I am trying to proof that for $n,m\in\mathbb{N}$ with $m\leq n$ the binomial coefficient $\binom{n}{m}=\frac{n!}{m!(n-m)!}$ is always a natural number. For I need to prove that $m!(n-m)!|n!$ for every $n,m\in\mathbb{N}$ with $m\leq n$.
Now, obviously the statement is true for $n=0$. Yet, once I assume that the statement is true for some $n$ I can't make proof that it holds for $n+1$. Here is where I got stuck: \begin{eqnarray} (n+1)! &=& (n+1)n!=(n+1-m)n! + n!m\\ &=& (n+1-m)!\frac{n!}{(n-m)!}+n!m\\ &=& (n+1-m)!\frac{km!(n-m)!}{(n-m)!}+n!m\\ &=& km!(n+1-m)!+n!m\\ \end{eqnarray} If anyone completed the proof by induction, I would be very thankful.
EDIT - I now have proven the statement this way using $\binom{n+1}{m}=\binom{n}{m-1}+\binom{n}{m}$:
$$\binom{n+1}{m}=\binom{n}{m-1}+\binom{n}{m}=k_0+k_1$$ with $k_0, k_1\in\mathbb{N}$, following our assumption. It follows that $$(n+1)!=(k_0+k_1)m!(n+1-m)!$$ thus proving the statement for $1\leq m\leq n$. The cases left are easy and I am omiting them here.
Still, I would like to see a prove by induction that utilizes the statement $(n+1)!=(n+1-m)n!+mn!$.
EDIT 2 - This is not a duplicate of this question, since, although the statement to proof is the same, what I am asking for is a proof by induction that uses a specific property of $(n+1)!$.

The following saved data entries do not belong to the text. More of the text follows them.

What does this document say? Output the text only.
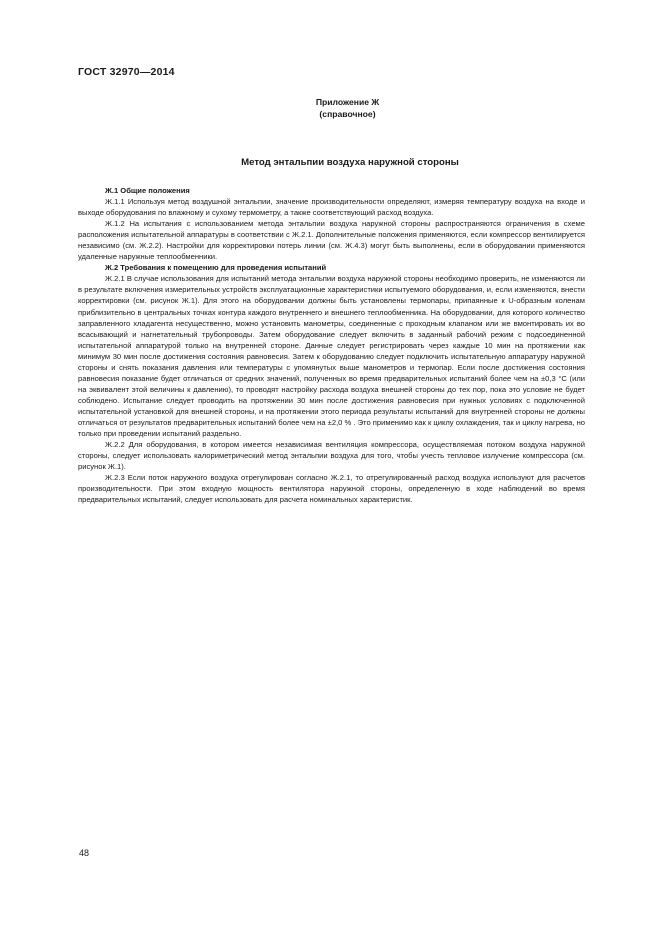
ГОСТ 32970—2014
Приложение Ж
(справочное)
Метод энтальпии воздуха наружной стороны

Ж.1 Общие положения

Ж.1.1 Используя метод воздушной энтальпии, значение производительности определяют, измеряя температуру воздуха на входе и выходе оборудования по влажному и сухому термометру, а также соответствующий расход воздуха.

Ж.1.2 На испытания с использованием метода энтальпии воздуха наружной стороны распространяются ограничения в схеме расположения испытательной аппаратуры в соответствии с Ж.2.1. Дополнительные положения применяются, если компрессор вентилируется независимо (см. Ж.2.2). Настройки для корректировки потерь линии (см. Ж.4.3) могут быть выполнены, если в оборудовании применяются удаленные наружные теплообменники.

Ж.2 Требования к помещению для проведения испытаний

Ж.2.1 В случае использования для испытаний метода энтальпии воздуха наружной стороны необходимо проверить, не изменяются ли в результате включения измерительных устройств эксплуатационные характеристики испытуемого оборудования, и, если изменяются, внести корректировки (см. рисунок Ж.1). Для этого на оборудовании должны быть установлены термопары, припаянные к U-образным коленам приблизительно в центральных точках контура каждого внутреннего и внешнего теплообменника. На оборудовании, для которого количество заправленного хладагента несущественно, можно установить манометры, соединенные с проходным клапаном или же вмонтировать их во всасывающий и нагнетательный трубопроводы. Затем оборудование следует включить в заданный рабочий режим с подсоединенной испытательной аппаратурой только на внутренней стороне. Данные следует регистрировать через каждые 10 мин на протяжении как минимум 30 мин после достижения состояния равновесия. Затем к оборудованию следует подключить испытательную аппаратуру наружной стороны и снять показания давления или температуры с упомянутых выше манометров и термопар. Если после достижения состояния равновесия показание будет отличаться от средних значений, полученных во время предварительных испытаний более чем на ±0,3 °С (или на эквивалент этой величины к давлению), то проводят настройку расхода воздуха внешней стороны до тех пор, пока это условие не будет соблюдено. Испытание следует проводить на протяжении 30 мин после достижения равновесия при нужных условиях с подключенной испытательной установкой для внешней стороны, и на протяжении этого периода результаты испытаний для внутренней стороны не должны отличаться от результатов предварительных испытаний более чем на ±2,0 % . Это применимо как к циклу охлаждения, так и циклу нагрева, но только при проведении испытаний раздельно.

Ж.2.2 Для оборудования, в котором имеется независимая вентиляция компрессора, осуществляемая потоком воздуха наружной стороны, следует использовать калориметрический метод энтальпии воздуха для того, чтобы учесть тепловое излучение компрессора (см. рисунок Ж.1).

Ж.2.3 Если поток наружного воздуха отрегулирован согласно Ж.2.1, то отрегулированный расход воздуха используют для расчетов производительности. При этом входную мощность вентилятора наружной стороны, определенную в ходе наблюдений во время предварительных испытаний, следует использовать для расчета номинальных характеристик.

48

The proof I gave in my first edit was based on the second most up-voted answer given in the other post, but it is not what I am asking for.
As for the "best" answer given in the article this is supposedly a duplicate of: Neither that nor the answer it links to in another article constitute neither a proof of the statement, and much less a proof by induction.